BEN ELAFDIL: In 2014 net FDI flows reached $3bn, against $2.87bn in 2013, an increase of 4.5%. FDI strengthened due to the successful mobilisation of all members of government and public agencies Whether it is related to the macroeconomic framework, incentives mechanisms or sectoral strategies, Morocco has a vision that is ambitious, consistent and attractive. This is evidenced by the diverse sources of FDI flows, sectoral diversification and the drive behind privatisation programmes. In the future, the most important investments should come from industry in general, as well as from mergers and acquisitions.
How can Morocco further diversify its FDI sources?
BEN ELAFDIL: As mentioned before, Morocco has several sectoral strategies to meet our country’s challenges and, especially, to create jobs. Each of these strategies bases its success on its relevance, pertinence, consistency, the means used by the government, and private investment. We estimate that over the 2015-25 period, the average annual investment generated by these strategies will be Dh100bn ($8.9bn).

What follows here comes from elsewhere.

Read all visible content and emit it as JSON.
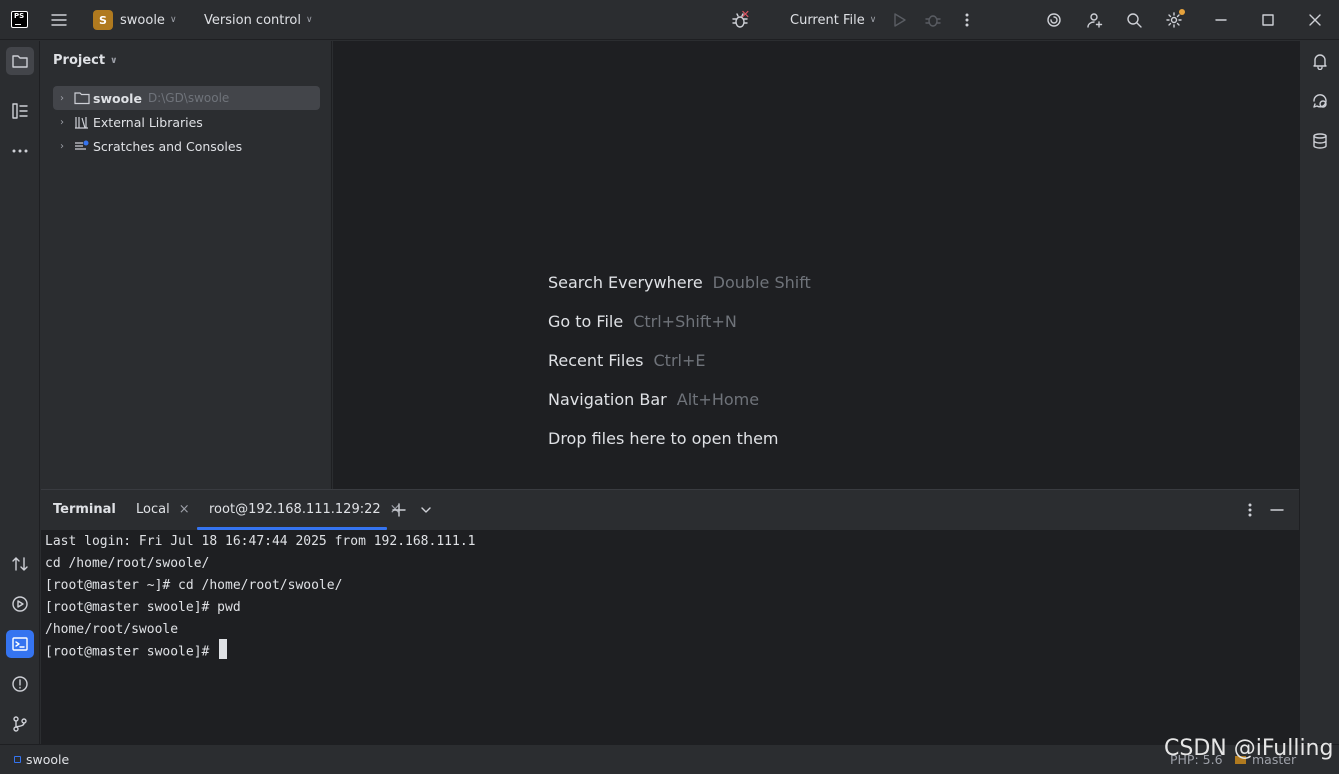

Invest In Morocco also works with government departments that require private investment as part of their strategy, ensuring that in terms of both content and procedure the interests of the ministry dovetails with the needs of foreign private investors. We are, in some ways an investment bank for any parties that will use our services as part of the contracting process, which integrates sectoral promotion, commerce, research and negotiation. The contracting process with private investors is the exclusive domain of the department concerned. In order to ensure that we can provide the best support possible, we have strengthened our intelligence and international research units, and are implementing specific taskforces that include various players such as ambassadors, state ministries, sectoral associations and regional investment centres.